Introducing StreamMemBench
We introduce StreamMemBench, a streaming benchmark that constructs a two-step task sequence around each evidence anchor from EgoLife egocentric streams. The initial task assesses evidence use, while the follow-up task evaluates the reuse of feedback and interaction experiences.
Evaluation Metrics
Four metrics are used to diagnose evidence recall, initial evidence use, feedback incorporation, and follow-up reuse.
Experimental Results
Experiments involving eight memory systems across two backbones indicate that current systems often fail to effectively utilize observed evidence or translate feedback into reliable follow-up behaviors, even when evidence is stored or feedback is locally incorporated.

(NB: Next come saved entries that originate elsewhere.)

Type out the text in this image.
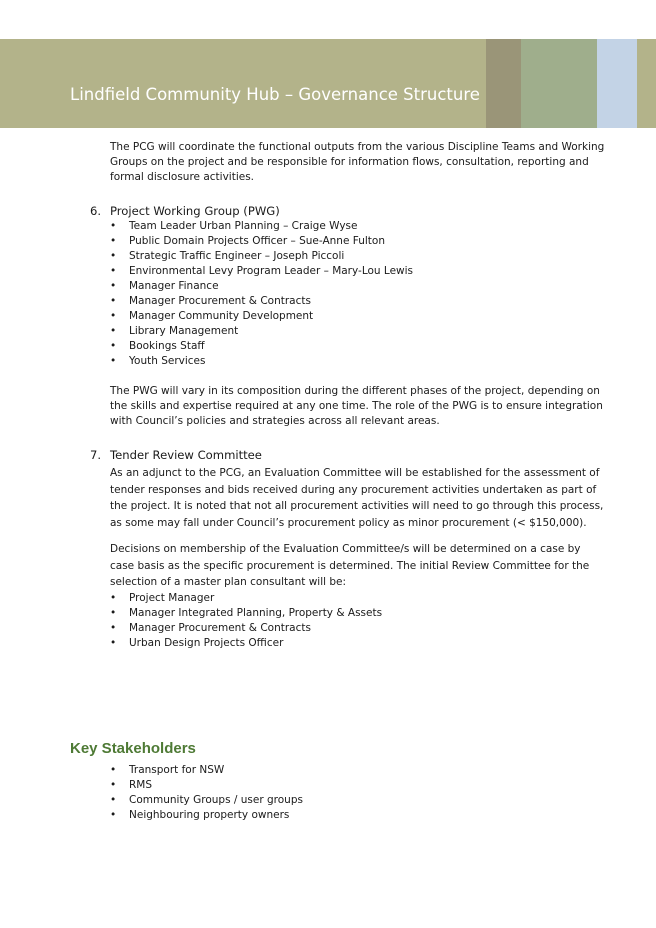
Lindfield Community Hub – Governance Structure

The PCG will coordinate the functional outputs from the various Discipline Teams and Working Groups on the project and be responsible for information flows, consultation, reporting and formal disclosure activities.

6. Project Working Group (PWG)
• Team Leader Urban Planning – Craige Wyse
• Public Domain Projects Officer – Sue-Anne Fulton
• Strategic Traffic Engineer – Joseph Piccoli
• Environmental Levy Program Leader – Mary-Lou Lewis
• Manager Finance
• Manager Procurement & Contracts
• Manager Community Development
• Library Management
• Bookings Staff
• Youth Services

The PWG will vary in its composition during the different phases of the project, depending on the skills and expertise required at any one time. The role of the PWG is to ensure integration with Council’s policies and strategies across all relevant areas.

7. Tender Review Committee

As an adjunct to the PCG, an Evaluation Committee will be established for the assessment of tender responses and bids received during any procurement activities undertaken as part of the project. It is noted that not all procurement activities will need to go through this process, as some may fall under Council’s procurement policy as minor procurement (< $150,000).

Decisions on membership of the Evaluation Committee/s will be determined on a case by case basis as the specific procurement is determined. The initial Review Committee for the selection of a master plan consultant will be:

• Project Manager
• Manager Integrated Planning, Property & Assets
• Manager Procurement & Contracts
• Urban Design Projects Officer
Key Stakeholders
• Transport for NSW
• RMS
• Community Groups / user groups
• Neighbouring property owners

StreamMemBench is publicly available at: GitHub - StreamMemBench.
Blogger's Review: The introduction of StreamMemBench addresses a critical gap in streaming memory evaluation. By systematically testing the conversion of observed evidence into subsequent tasks, it provides a vital reference framework for the development of future intelligent assistants. The assessment of existing systems also highlights their shortcomings, driving deeper research in the field.